DPIRD’s Advanced Gene Technology Centre (AGTC) has state-of-the-art workspaces and instruments essential to allowing our scientists to deploy this next wave of genetic technologies, build new collaborative opportunities and access new co-investment sources, so that our stakeholders are amongst the first globally to benefit from the next wave of genetic approaches.
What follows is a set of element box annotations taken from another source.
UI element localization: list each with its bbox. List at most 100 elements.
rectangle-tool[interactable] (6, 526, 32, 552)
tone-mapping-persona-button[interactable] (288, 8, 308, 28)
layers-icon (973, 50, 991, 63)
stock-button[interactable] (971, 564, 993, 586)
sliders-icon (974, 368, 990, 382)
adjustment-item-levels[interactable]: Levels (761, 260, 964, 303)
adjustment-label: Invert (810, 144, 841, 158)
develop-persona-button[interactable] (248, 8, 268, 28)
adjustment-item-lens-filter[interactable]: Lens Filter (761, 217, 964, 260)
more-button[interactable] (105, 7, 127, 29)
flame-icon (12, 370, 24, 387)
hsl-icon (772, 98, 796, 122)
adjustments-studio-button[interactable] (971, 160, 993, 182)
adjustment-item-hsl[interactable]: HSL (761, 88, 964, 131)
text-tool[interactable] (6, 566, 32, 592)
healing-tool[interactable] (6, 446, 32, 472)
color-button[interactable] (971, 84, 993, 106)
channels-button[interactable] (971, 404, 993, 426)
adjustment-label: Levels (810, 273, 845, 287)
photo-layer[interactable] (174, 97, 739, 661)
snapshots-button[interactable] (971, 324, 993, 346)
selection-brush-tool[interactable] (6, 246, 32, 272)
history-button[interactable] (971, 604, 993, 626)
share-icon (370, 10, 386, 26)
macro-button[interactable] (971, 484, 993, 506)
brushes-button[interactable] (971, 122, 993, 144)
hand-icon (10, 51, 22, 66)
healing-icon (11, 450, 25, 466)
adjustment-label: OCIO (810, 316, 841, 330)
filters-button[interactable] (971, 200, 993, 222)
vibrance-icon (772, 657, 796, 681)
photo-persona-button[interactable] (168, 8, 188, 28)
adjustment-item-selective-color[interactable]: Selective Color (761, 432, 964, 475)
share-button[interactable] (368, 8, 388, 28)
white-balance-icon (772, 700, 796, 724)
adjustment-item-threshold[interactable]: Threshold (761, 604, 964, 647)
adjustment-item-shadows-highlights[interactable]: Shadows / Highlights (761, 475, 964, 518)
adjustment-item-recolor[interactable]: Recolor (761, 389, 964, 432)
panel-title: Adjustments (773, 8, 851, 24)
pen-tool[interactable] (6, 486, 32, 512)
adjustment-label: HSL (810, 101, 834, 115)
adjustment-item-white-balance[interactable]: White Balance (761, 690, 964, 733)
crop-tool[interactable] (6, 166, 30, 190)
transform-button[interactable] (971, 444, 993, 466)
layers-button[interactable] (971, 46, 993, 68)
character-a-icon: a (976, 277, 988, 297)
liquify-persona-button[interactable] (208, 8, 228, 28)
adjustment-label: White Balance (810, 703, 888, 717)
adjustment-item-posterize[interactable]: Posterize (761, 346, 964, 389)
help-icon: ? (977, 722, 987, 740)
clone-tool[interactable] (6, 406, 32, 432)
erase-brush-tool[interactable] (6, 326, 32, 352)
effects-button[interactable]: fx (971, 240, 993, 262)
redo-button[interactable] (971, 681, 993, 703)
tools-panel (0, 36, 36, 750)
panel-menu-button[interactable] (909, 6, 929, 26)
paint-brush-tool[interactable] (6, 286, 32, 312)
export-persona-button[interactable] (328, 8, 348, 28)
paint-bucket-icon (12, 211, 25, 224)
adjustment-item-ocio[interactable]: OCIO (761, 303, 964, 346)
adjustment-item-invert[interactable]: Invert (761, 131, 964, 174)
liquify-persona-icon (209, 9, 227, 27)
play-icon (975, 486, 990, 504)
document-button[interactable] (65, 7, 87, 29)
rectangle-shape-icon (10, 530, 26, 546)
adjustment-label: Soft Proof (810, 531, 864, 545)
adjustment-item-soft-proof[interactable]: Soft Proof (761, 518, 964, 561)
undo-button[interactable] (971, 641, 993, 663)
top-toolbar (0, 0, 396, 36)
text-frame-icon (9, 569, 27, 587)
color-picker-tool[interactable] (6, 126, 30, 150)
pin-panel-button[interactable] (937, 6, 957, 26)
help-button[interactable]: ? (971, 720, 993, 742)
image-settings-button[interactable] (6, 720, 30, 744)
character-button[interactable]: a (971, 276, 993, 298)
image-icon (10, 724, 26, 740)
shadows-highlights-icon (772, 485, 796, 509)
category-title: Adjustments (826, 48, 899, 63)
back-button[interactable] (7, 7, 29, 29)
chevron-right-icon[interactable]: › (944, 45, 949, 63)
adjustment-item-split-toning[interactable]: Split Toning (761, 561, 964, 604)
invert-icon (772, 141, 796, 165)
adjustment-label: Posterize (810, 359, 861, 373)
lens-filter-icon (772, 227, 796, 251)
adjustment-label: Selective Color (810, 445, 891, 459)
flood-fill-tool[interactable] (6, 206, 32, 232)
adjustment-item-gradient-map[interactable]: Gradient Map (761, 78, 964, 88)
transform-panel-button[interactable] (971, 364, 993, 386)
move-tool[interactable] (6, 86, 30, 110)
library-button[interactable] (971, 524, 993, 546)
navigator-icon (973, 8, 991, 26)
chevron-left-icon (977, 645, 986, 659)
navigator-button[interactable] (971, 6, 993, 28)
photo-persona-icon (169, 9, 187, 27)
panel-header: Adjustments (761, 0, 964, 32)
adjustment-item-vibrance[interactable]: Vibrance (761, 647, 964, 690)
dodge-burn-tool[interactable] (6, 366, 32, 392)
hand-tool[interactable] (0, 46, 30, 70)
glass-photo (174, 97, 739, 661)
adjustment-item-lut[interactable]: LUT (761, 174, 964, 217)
The AGTC provides the opportunity to apply a range of emerging technologies across agriculture, fisheries and forestry, enhancing productivity and profitability of our industries, underpinning biosecurity and market access, delivering new options to manage natural resources and invasive species.

AGTC
Its facilities are unique, with no other organisation having positioned resources in a comparable way. It supports the ongoing relevance and modernisation of DPIRD’s science portfolio, ensures DPI retains ownership of its data and associated intellectual property and helps maintain our reputation as a world leader in primary industries R&D. Key deliverables in the AGTC’s first year of operation include:

  • Local refinement and delivery of “environmental DNA” (eDNA) technologies to profile freshwater fish and vertebrate communities for environmental monitoring and management, underpinning biodiversity and stocking assessments
  • Underpinning rapid, in-house identification of potential biosecurity threats, expediting management decisions based on (positive and negative) results to reduce losses under the invasion curve
  • Expanding the use of diagnostics based on whole genome sequencing of pests and pathogens into routine biosecurity operations, improving the confidence in identification, surveillance and tracing
  • Lifting internal capability by developing new skills amongst internal staff, promoting autonomy and expanding project opportunities
  • Enhancing local culture in handling, storing and analysing data derived from science programs, reducing issues with duplication, security, integrity, and retaining data and associated intellectual property in-house
  • Development and delivery of data and results as a service to clients – in the case of internal clients, this enhances the expenditure of project funds within DPIRD rather than those funds being paid to an external service provider, in the case of external clients, this delivers new revenue streams to DPIRD.
  • Underpinning initial research to use emerging technologies such as gene editing, cellular transformation and comparative genomics to develop and/or increase the persistence of desirable quality traits in crop lines, livestock and aquatic animals (eg to increase tolerance to pests and diseases and/or to abiotic stresses); to enhance diagnostic and surveillance tools to address biosecurity threats; and to monitor, characterise and manage invasive species at scale.